Remote Workstation Tips
Working from home comes with its own set of challenges. Taking small steps can go a long way toward working more productively, preventing ergonomic injuries, and improving physical well-being.
In addition to the tips above, share the following recommendations with remote employees to help promote an ergonomically correct work environment at home.
- Chair: Use a sturdy chair that supports the curvature of your spine.
- Desk: Find a work surface, such as a desk or table that has space underneath for your legs and feet without your knees banging on the bottom. If a work surface is too low, adjust the chair or work surface accordingly.

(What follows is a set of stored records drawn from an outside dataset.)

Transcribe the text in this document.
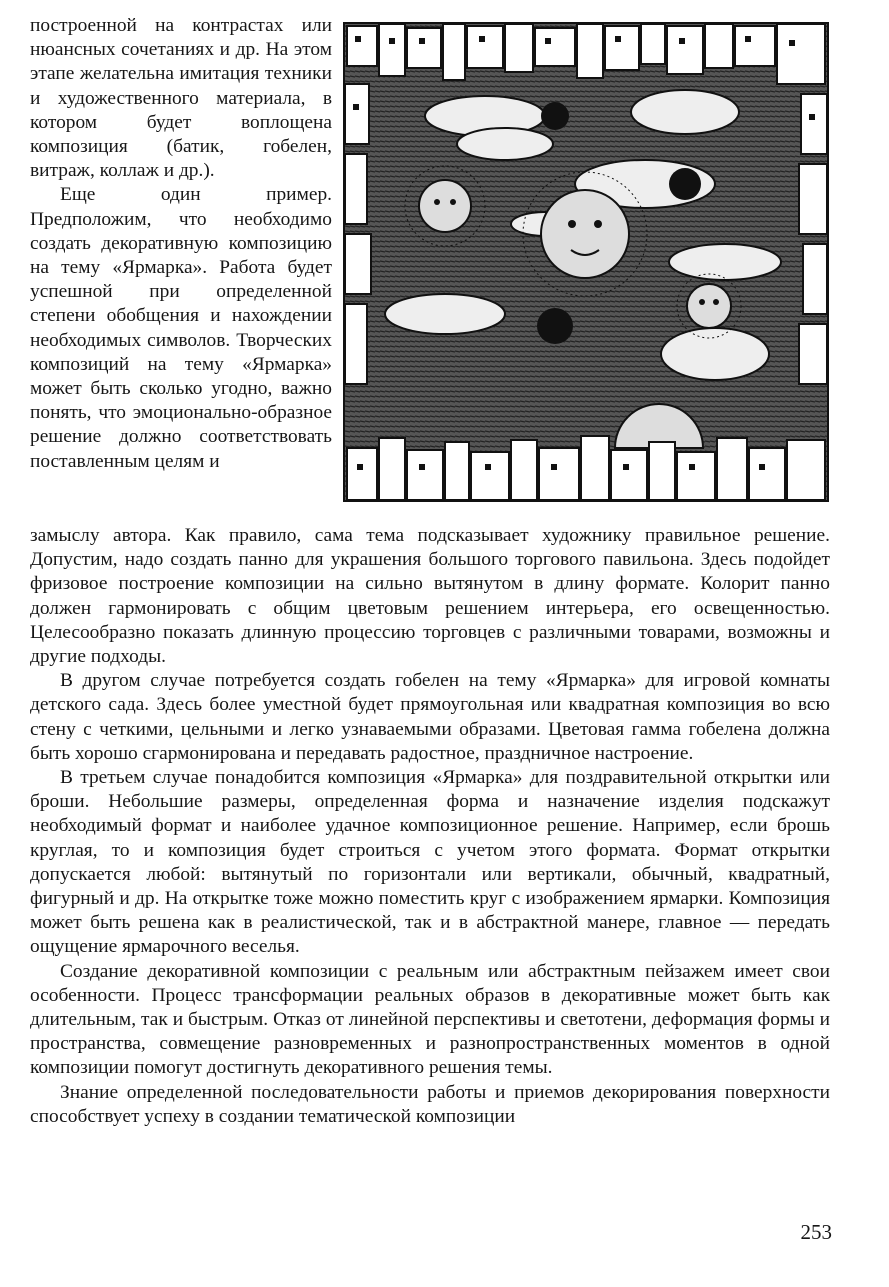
построенной на контрастах или нюансных сочетаниях и др. На этом этапе желательна имитация техники и художественного материала, в котором будет воплощена композиция (батик, гобелен, витраж, коллаж и др.).

Еще один пример. Предположим, что необходимо создать декоративную композицию на тему «Ярмарка». Работа будет успешной при определенной степени обобщения и нахождении необходимых символов. Творческих композиций на тему «Ярмарка» может быть сколько угодно, важно понять, что эмоционально-образное решение должно соответствовать поставленным целям и

замыслу автора. Как правило, сама тема подсказывает художнику правильное решение. Допустим, надо создать панно для украшения большого торгового павильона. Здесь подойдет фризовое построение композиции на сильно вытянутом в длину формате. Колорит панно должен гармонировать с общим цветовым решением интерьера, его освещенностью. Целесообразно показать длинную процессию торговцев с различными товарами, возможны и другие подходы.

В другом случае потребуется создать гобелен на тему «Ярмарка» для игровой комнаты детского сада. Здесь более уместной будет прямоугольная или квадратная композиция во всю стену с четкими, цельными и легко узнаваемыми образами. Цветовая гамма гобелена должна быть хорошо сгармонирована и передавать радостное, праздничное настроение.

В третьем случае понадобится композиция «Ярмарка» для поздравительной открытки или броши. Небольшие размеры, определенная форма и назначение изделия подскажут необходимый формат и наиболее удачное композиционное решение. Например, если брошь круглая, то и композиция будет строиться с учетом этого формата. Формат открытки допускается любой: вытянутый по горизонтали или вертикали, обычный, квадратный, фигурный и др. На открытке тоже можно поместить круг с изображением ярмарки. Композиция может быть решена как в реалистической, так и в абстрактной манере, главное — передать ощущение ярмарочного веселья.

Создание декоративной композиции с реальным или абстрактным пейзажем имеет свои особенности. Процесс трансформации реальных образов в декоративные может быть как длительным, так и быстрым. Отказ от линейной перспективы и светотени, деформация формы и пространства, совмещение разновременных и разнопространственных моментов в одной композиции помогут достигнуть декоративного решения темы.

Знание определенной последовательности работы и приемов декорирования поверхности способствует успеху в создании тематической композиции

253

Cushion your wrists from the surface edge with padding or a wrist rest.
- File storage: Organize files and materials so you don’t have to frequently bend and strain to reach them.
- Keyboard and mouse: When using a keyboard and mouse, keep them on the same surface. Ideally, a flat keyboard is better than one tilted up. Position your arms so your wrists can be straight, with your arms at elbow level. If using a laptop, the same principles apply.
- Cords: Be aware of other risk factors that may be present, such as overloading electrical outlets or creating tripping hazards with power strips or extension cords running across the floor.
It is never too late to start practicing good posture and office ergonomics. In addition to the above tips, it is beneficial for employees to take stretching breaks throughout the day. Sitting at a desk all day, even with the best posture and ergonomics, can still be stressful on your body. On average, your body can only tolerate one position for about 20 minutes before needing readjustment. Taking a one-minute break every 20 minutes is helpful.